To make the extracted features less sensitive to the exact location of each keypoint, we first downsample the image by a factor of 5 (using skimage.transform.resize), and then extract an 8x8 pixel patch, centered at the corner point. The corner point is not integral, so we take the floor of the point, and then extract pixels between 3 pixels lower and 4 pixels higher in each direction. Next, to get invariance to brightness changes, we normalize the intensity of each patch. We display the extracted features below, before normalization so that the color intensities can be displayed (otherwise it will not be in the range of 0-1).
Piedmont Avenue Image 1 Extracted Features Piedmont Avenue Image 2 Extracted Features

Part 3: Feature Matching

To match features, we first use the provided dist2 function from the starter code to get the l2 distance between every pair of features. Then, we compute the nearest neighbor and second nearest neighbor of each feature in each image. We remove all matches that are not symmetric, as well as all matches for which the ratio of the first nearest neighbor error to the second nearest neighbor error is greater than some threshold (for the correspondence in either image). Empirically, we find that a threshold of 0.5 works reasonably well.

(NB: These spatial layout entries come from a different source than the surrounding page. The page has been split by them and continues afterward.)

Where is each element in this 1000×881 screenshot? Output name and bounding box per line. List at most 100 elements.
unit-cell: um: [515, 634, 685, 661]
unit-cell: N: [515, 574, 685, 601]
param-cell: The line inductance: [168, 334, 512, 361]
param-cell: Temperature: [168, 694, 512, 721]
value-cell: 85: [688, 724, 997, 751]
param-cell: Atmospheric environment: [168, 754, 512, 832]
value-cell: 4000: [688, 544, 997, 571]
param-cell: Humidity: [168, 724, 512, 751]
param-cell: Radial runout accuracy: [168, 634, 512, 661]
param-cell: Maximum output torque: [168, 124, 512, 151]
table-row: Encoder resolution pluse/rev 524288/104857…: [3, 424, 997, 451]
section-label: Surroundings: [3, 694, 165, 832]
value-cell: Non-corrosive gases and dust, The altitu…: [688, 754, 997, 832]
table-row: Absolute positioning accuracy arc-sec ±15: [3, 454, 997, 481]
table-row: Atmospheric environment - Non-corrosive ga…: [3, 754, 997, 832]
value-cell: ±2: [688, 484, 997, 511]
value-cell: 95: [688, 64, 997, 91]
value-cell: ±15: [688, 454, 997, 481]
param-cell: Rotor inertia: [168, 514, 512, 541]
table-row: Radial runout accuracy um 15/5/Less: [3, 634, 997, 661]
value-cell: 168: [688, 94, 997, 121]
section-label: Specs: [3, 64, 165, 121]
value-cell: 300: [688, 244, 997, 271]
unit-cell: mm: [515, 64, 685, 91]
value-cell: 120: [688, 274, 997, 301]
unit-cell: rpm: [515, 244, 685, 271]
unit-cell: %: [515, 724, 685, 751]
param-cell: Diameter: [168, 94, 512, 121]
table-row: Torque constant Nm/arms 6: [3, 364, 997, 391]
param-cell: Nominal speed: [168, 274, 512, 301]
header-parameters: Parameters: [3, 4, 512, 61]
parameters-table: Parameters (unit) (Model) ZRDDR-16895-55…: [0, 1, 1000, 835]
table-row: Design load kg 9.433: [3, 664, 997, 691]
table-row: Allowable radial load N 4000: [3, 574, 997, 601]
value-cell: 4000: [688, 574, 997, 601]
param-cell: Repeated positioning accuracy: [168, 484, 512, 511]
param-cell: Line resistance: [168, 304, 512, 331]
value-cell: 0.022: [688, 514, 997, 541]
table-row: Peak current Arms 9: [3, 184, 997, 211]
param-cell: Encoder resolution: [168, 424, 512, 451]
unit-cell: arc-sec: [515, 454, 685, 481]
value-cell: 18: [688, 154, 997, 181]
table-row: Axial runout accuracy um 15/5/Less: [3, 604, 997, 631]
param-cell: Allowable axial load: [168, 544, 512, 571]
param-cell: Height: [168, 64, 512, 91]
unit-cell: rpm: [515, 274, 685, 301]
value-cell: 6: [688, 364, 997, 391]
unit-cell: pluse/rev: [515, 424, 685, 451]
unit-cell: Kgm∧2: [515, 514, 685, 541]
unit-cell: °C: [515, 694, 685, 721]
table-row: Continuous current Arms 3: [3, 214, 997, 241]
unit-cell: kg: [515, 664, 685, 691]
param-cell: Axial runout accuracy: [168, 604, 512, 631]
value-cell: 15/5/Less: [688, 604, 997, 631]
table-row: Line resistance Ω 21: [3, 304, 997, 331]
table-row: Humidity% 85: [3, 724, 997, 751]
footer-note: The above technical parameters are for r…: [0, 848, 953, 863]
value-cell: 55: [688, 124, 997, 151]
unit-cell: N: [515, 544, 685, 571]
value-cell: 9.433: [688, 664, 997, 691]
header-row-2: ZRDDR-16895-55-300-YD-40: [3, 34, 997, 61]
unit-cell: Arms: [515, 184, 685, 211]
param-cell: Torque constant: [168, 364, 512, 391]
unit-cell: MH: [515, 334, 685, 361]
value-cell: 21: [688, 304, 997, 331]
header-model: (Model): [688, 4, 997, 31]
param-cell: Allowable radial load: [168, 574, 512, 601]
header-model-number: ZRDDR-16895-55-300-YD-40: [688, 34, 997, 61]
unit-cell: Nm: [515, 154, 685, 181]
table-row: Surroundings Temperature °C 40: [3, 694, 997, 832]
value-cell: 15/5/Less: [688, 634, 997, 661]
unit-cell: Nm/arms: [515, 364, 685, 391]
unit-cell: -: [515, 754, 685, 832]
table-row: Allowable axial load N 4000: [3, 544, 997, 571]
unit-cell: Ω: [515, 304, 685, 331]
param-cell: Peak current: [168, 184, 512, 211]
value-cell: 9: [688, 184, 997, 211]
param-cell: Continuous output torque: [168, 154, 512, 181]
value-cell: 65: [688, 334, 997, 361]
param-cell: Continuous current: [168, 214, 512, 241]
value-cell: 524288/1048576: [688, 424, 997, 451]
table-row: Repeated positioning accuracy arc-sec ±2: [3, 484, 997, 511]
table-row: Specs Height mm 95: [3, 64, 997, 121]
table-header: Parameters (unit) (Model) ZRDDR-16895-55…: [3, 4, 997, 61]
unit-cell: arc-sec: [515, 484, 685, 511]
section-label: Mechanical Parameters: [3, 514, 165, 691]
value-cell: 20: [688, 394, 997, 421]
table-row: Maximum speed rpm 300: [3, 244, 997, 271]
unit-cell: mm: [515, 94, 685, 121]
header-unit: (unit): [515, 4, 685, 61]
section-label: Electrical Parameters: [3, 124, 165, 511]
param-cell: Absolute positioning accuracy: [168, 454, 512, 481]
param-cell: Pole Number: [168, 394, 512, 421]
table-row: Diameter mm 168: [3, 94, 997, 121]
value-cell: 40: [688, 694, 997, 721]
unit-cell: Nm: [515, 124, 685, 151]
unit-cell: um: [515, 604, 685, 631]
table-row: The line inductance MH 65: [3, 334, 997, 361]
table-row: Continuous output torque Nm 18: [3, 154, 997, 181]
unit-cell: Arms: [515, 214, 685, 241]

For the pair of images above, 160 features have symmetric matches, 26 features are symmetric and pass the threshold test in image 1, and 16 are symmetric and pass the threshold test in both images. The final matches for both images are shown below:
Piedmont Avenue Image 1 Matched Points Piedmont Avenue Image 2 Matched Points
By visual inspection, it appears that almost all correspondences identified do in fact match.

Part 4: RANSAC

To improve the robustness to outliers (it is unlikely that all correspondences identified will be correct), I use RANSAC (random sample consensus). I repeatedly sample a random set of 4 correspondences, and compute the homography from image 1 to image 2 for these four points (by solving the linear system, instead of least squares, since the system is no longer overdetermined). Then, I compute the squared error for each transformed image 1 point and the corresponding target image 2 point. I calculate the number of inliers as the number of points where this error is less than a threshold, empirically I find 1 works well. I repeat this process and save the homography that has the most inliers, breaking ties with the squared error. I also compute the inverse homography (image 2 to image 1) on the points that led to the best forward direction homography transformation. I run this process for one million steps. For this Piedmont Avenue image, there are 16 correspondences, and the best homography has 12 inliers. Based on visual matching, this suggests that the threshold of 1 may be a bit conservative for defining an inlier.

Part 5: Final Automatically Stitched Mosaics

The process for merging the images given the homographic transformation is identical to part a. This yields the following final panorama:
Piedmont Avenue Final Panorama (Manual) Piedmont Avenue Final Panorama (Auto)
We see that the automatically stitched panorama matches the manually stitched version, showing that the method successfully identified correct correspondences to find the homographic transformation. The final results for other pairs of images are shown below:
I-House Steps Image 1 I-House Steps Image 2
I-House Steps Panorama (Manual) I-House Steps Panorama (Auto)
The Glade Image 1 The Glade Image 2
The Glade Panorama (Manual) The Glade Panorama (Auto)
We see that for these two additional pairs of images, the manual panorama result is the same as the automatic result.

Part 6: Analysis of Failure Cases

We note that while the system is somewhat robust, it is not perfect. In particular, rotation invariance was not implemented in this project, so I noticed sensitivity to rotations of the camera other than those parallel to the horizon. Additionally, the images of the I-House courtyard from part A also did not work. They did not find enough correspondences to compute a homography. I think this is because the different interest points are largely corners of identical windows that are hard to differentiate based on l2 distance of the extracted patches. I think that to fix this it is necessary to consider more than just local structure, such as how the different correspondences relate to each other.